While 5G will not have a major effect on the NBN, the fact that perhaps as much of a quarter of the population will use the mobile services for their broadband requirements will certainly hurt the bottom line of the company. As a response, we are seeing a massive assault by NBN Co on the corporate market — a market in which they are not supposed to operate as that creates unfair competition to the other players in this market.
On the other side, it will also be difficult for NBN Co to operate in the 5G infrastructure market. This requires a deep penetration of fibre optic networks, while the company is stuck for a large part with the old copper network.
Coming back to my earlier article on a national telecommunications emergency plan, the MTM infrastructure we now have is less reliant, requires more maintenance and is much more prone to national disasters. So from that perspective, also not a good outcome.
In its annual Communications Market Report, the ACCC has indicated that it is worried about the future of the NBN. With the rollout completion later this year, it sees risks of entrenching inferior outcomes. According to the regulator, limited network-based competition means NBN Co still operates with little competitive constraint.
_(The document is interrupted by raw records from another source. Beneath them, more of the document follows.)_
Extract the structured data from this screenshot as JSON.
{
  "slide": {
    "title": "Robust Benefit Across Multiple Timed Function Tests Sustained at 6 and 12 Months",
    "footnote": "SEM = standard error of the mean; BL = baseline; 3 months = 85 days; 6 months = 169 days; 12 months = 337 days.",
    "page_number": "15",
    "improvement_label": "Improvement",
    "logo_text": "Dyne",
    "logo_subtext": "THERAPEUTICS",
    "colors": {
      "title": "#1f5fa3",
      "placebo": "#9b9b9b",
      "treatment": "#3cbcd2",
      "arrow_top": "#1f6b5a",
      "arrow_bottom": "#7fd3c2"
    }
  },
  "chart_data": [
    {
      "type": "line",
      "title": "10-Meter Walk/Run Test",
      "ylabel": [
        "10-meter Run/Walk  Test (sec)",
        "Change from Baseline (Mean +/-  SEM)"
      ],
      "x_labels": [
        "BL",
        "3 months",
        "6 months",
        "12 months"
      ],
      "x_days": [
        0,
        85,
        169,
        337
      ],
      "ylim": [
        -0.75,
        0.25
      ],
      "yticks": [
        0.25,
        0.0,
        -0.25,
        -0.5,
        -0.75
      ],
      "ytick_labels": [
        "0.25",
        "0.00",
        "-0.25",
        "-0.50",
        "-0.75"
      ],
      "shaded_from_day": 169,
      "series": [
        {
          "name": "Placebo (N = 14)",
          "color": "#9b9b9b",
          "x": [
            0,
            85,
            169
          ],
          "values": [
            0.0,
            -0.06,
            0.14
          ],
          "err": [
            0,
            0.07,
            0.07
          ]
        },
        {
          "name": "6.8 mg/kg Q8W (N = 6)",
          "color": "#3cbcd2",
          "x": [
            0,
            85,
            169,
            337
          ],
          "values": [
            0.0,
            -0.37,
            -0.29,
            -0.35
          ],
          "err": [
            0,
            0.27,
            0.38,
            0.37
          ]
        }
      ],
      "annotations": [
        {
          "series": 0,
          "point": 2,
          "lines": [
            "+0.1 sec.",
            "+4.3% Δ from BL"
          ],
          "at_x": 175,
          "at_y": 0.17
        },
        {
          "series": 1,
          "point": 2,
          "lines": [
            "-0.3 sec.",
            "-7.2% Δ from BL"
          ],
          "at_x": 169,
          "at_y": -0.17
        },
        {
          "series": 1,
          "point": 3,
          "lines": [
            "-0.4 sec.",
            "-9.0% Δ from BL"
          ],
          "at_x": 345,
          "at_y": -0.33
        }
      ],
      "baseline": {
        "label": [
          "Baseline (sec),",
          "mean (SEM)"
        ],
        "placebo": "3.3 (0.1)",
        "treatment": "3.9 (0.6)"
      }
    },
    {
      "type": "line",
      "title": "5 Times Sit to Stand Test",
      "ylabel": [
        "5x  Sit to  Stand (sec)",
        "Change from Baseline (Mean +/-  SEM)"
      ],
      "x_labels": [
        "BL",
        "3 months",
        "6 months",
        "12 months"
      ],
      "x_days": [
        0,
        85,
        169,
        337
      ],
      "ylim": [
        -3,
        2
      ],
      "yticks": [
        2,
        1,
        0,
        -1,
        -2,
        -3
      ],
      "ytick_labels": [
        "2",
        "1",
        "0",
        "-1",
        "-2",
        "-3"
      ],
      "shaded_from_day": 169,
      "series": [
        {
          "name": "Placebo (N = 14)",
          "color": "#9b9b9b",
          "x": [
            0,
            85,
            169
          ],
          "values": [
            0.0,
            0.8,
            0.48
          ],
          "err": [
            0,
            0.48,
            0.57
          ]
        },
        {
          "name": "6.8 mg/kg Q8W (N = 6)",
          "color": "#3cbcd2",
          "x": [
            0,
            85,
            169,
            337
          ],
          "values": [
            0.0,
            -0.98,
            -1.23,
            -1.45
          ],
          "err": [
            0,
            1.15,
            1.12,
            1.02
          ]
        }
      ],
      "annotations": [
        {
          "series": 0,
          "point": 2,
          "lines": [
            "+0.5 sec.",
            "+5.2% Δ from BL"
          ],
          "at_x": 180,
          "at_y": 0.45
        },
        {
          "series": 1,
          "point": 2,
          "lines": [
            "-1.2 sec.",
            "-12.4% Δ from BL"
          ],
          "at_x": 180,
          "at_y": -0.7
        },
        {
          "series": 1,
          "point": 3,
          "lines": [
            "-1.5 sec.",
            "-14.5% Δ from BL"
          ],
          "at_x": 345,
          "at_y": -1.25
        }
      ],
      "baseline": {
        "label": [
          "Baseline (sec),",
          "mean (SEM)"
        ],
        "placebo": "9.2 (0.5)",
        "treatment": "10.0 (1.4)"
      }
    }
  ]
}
Furthermore, it stated that in the latter half of 2020, NBN Co will transition towards a business-as-usual mode of operation as it winds down the nationwide network rollout. This brings specific risks of locking in poor market or consumer outcomes, especially for premises that are hard to connect or have performance issues, which mainly concerns FTTN premises. This situation will only become worse as the company will continue to encounter increasing financial pressures.